Airbus "pushes back" plans for hydrogen powered planes
Told'ya so: Five years ago I said it would never happen. Here's my post from my archives.
Airbus has just “pushed back” its plans to fly planes fueled by liquid hydrogen by 2035. Now it is more like that great Mankoff New Yorker cartoon, “How about never-Is never good for you?” It was always about never, about promising the earth while they keep destroying the sky. It’s what Alex Steffen calls “predatory delay.” I wrote about this in 2020 for Treehugger. At the time, planes were grounded for the pandemic but Quantas was flying “flights to nowhere” for people who just wanted to go for a ride. From my archives:
Airbus is showing three concepts for "the world’s first zero-emission commercial aircraft, which could enter service by 2035." They all run on hydrogen, which Airbus calls a clean aviation fuel. According to the press release:
“'These concepts will help us explore and mature the design and layout of the world’s first climate-neutral, zero-emission commercial aircraft, which we aim to put into service by 2035,' said [Airbus CEO] Guillaume Faury. 'The transition to hydrogen, as the primary power source for these concept planes, will require decisive action from the entire aviation ecosystem. Together with the support from government and industrial partners we can rise up to this challenge to scale-up renewable energy and hydrogen for the sustainable future of the aviation industry.'"

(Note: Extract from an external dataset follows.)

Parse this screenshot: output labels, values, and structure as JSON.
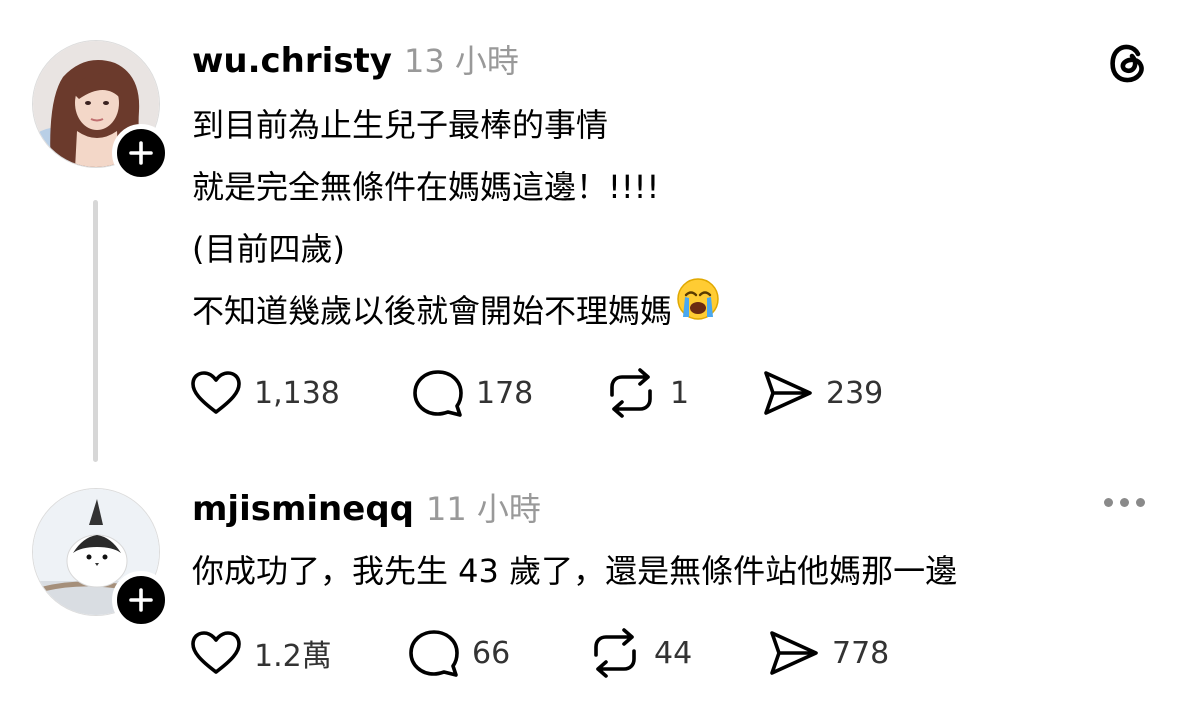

The concepts are intriguing; the image at the top is "A 'blended-wing body' design (up to 200 passengers) concept in which the wings merge with the main body of the aircraft...The exceptionally wide fuselage opens up multiple options for hydrogen storage and distribution, and for cabin layout."
"A turbofan design (120-200 passengers) with a range of 2,000+ nautical miles, capable of operating transcontinentally and powered by a modified gas-turbine engine running on hydrogen, rather than jet fuel, through combustion. The liquid hydrogen will be stored and distributed via tanks located behind the rear pressure bulkhead."
There is a more conventional-looking short-haul turboprop plane running hydrogen-powered gas turbines.
The engines are all running on liquid hydrogen, and it certainly will be a challenge to scale that up. The most obvious challenge is the need for a lot of green hydrogen (electrolyzed with renewable power – more on the colours of hydrogen here). Anything else is not going to be zero-emission.
It takes about 50kWh to electrolyze 9 kilograms of water to get 1 kilogram of hydrogen. The process is not 100% efficient so that kilogram contains 39.44 kWh of energy. But as I noted in an earlier post, that's just the start. To make it liquid, It has to be compressed to 13 times the earth's atmosphere and then cooled to 21 degrees Kelvin, or -421 degrees Fahrenheit. It takes a lot of energy to run the compressors; Praxis, a manufacturer of Liquid Hydrogen, says it takes 15 kWh of electricity to make a kilogram of the stuff. So, we are sitting at 65 kWh per kg of liquid hydrogen.
So, how much electricity would it take to scale up renewables for the sustainable future of the aviation industry? I did a little spreadsheet.
Really, I don't want to throw cold H20 on this idea, and it isn't all going to happen at once, but the world uses a vast amount of jet fuel each year. Hydrogen packs almost three times as much energy per kilogram, but it would take 4.5 million gigawatt/hrs to make it through electrolysis. That's 10 times as much renewable electricity as there is in the world today. It's double the total of nuclear power. It's an insane amount of electricity.
Again, of course, this isn't all going to change over in one day in 2035. But a transition to hydrogen is a very long and expensive process, one wag suggesting, "Give us 100 years and $100 trillion dollars and we will provide you with a safe, sustainable, economically viable hydrogen economy." I'm not sure we have the time or the money.
I get criticized a lot for being a wet blanket about these things. After all, here's the world's largest plane builder showing a plan for the "sustainable future of the aviation industry.” But like so much of the hydrogen economy, it all seems like a way of maintaining the status quo by promising that someday, somehow, it will all be green and wonderful. In the meantime, let's just take a flight to nowhere.
Love the typo. Maybe by the person in charge of installing bolts at Boeing.
>>"Total renewable power in the world per year ... 440k GWh"
That's 1/6th of nuclear's power generation.
In the U.S. per year, we use 2.5 million GWh of electricity alone, to say nothing of the energy from fossil fuels for heat and transportation. Then you have the EU, China, India, and the rest of the world thrown into the mix (I care not to look up the actual energy use for each, or all.)
The idea that we can decarbonize the global energy sector just by building more solar panels and wind turbines is beyond ludicrous. The math above proves it.